In general, the jobs lost in the recession paid better than the jobs that have been created in the recovery and economic expansion since.
The U.S. Conference of Mayors released a report saying as much on Monday. It's not exactly news, but it's another confirmation of, as John Schmid at the Milwaukee Journal Sentinel puts it, "why the recovery lacks the feel-good quality of previous rebounds."
Schmid did a yeoman's job distilling and summarizing the findings:
...the average annual wage of jobs lost in 2008-'09 was $61,637, while the average wage of jobs gained through the second quarter of 2014 equaled $47,171.
The pre-recession/post-recession wage gap of 23% goes a long way toward explaining why the recovery lacks the feel-good quality of previous rebounds. The disparity implies that national income collectively fell by $93 billion, according to the study.
The crux of the issue is that manufacturing and construction lost a lot of jobs in the recession, but hotels, restaurants, retail and health care have been doing much of the hiring in the recovery. This chart from the report pretty much tells the story:
One other thing worth mentioning. Look at the average annual wages for professional, scientific and technical jobs.

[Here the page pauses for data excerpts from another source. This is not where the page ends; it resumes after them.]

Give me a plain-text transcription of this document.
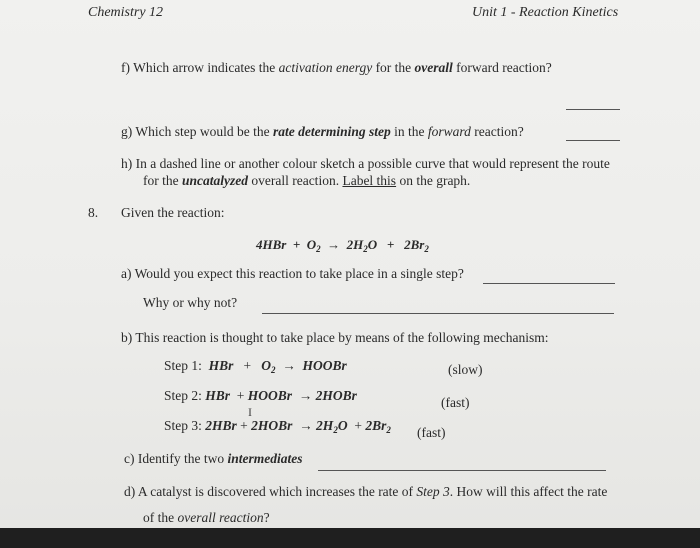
Chemistry 12	Unit 1 - Reaction Kinetics
f) Which arrow indicates the activation energy for the overall forward reaction?
g) Which step would be the rate determining step in the forward reaction?
h) In a dashed line or another colour sketch a possible curve that would represent the route
for the uncatalyzed overall reaction. Label this on the graph.
8. Given the reaction:
$4HBr + O_2 \to 2H_2O + 2Br_2$
a) Would you expect this reaction to take place in a single step?
Why or why not?
b) This reaction is thought to take place by means of the following mechanism:
Step 1: HBr + $O_2$ → HOOBr	(slow)
Step 2: HBr + HOOBr → 2HOBr	(fast)
I
Step 3: 2HBr + 2HOBr → $2H_2O + 2Br_2$ (fast)
c) Identify the two intermediates
d) A catalyst is discovered which increases the rate of Step 3. How will this affect the rate
of the overall reaction?
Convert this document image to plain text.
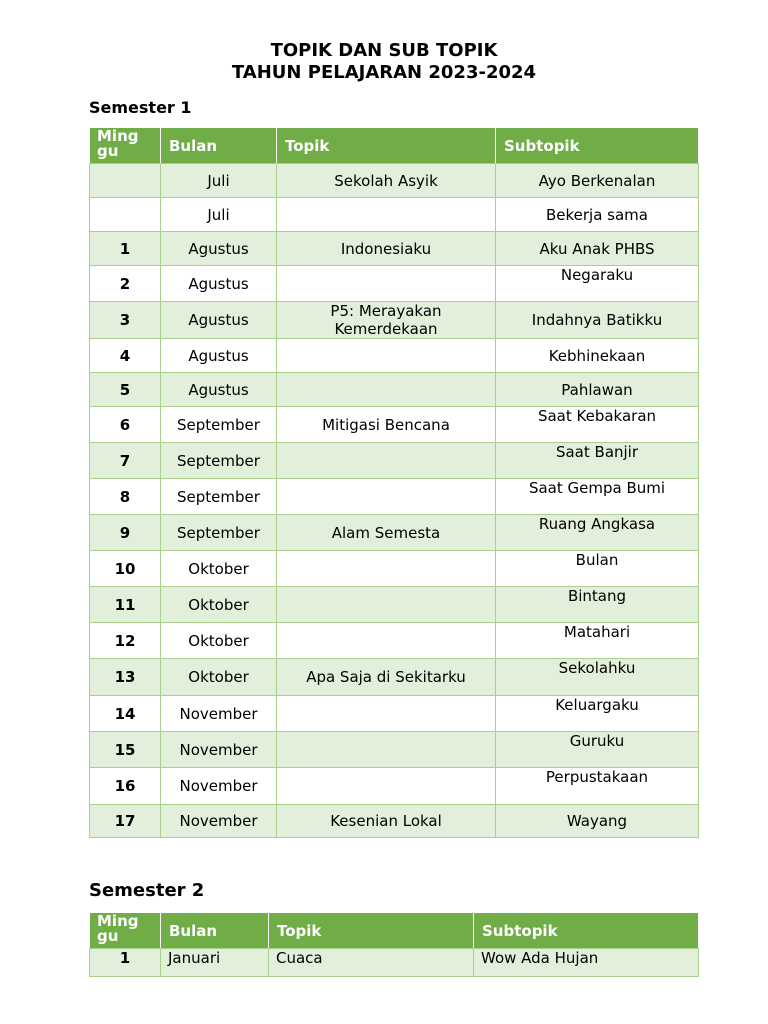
TOPIK DAN SUB TOPIK
TAHUN PELAJARAN 2023-2024
Semester 1
Ming gu	Bulan	Topik	Subtopik
	Juli	Sekolah Asyik	Ayo Berkenalan
	Juli		Bekerja sama
1	Agustus	Indonesiaku	Aku Anak PHBS
2	Agustus		Negaraku
3	Agustus	P5: Merayakan Kemerdekaan	Indahnya Batikku
4	Agustus		Kebhinekaan
5	Agustus		Pahlawan
6	September	Mitigasi Bencana	Saat Kebakaran
7	September		Saat Banjir
8	September		Saat Gempa Bumi
9	September	Alam Semesta	Ruang Angkasa
10	Oktober		Bulan
11	Oktober		Bintang
12	Oktober		Matahari
13	Oktober	Apa Saja di Sekitarku	Sekolahku
14	November		Keluargaku
15	November		Guruku
16	November		Perpustakaan
17	November	Kesenian Lokal	Wayang
Semester 2
Ming gu	Bulan	Topik	Subtopik
1	Januari	Cuaca	Wow Ada Hujan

The pay is better than any of the other employment sectors listed, and it's one of the top five gainers in the past six years.
This is true in Minnesota too, where Minneapolis has had a professional jobs boom, and signals that there's still a premium for skill in the U.S. job market. However, more than any other sector, the bullish wage trend for professional jobs highlights the growing gap between skilled workers and those with lesser skills.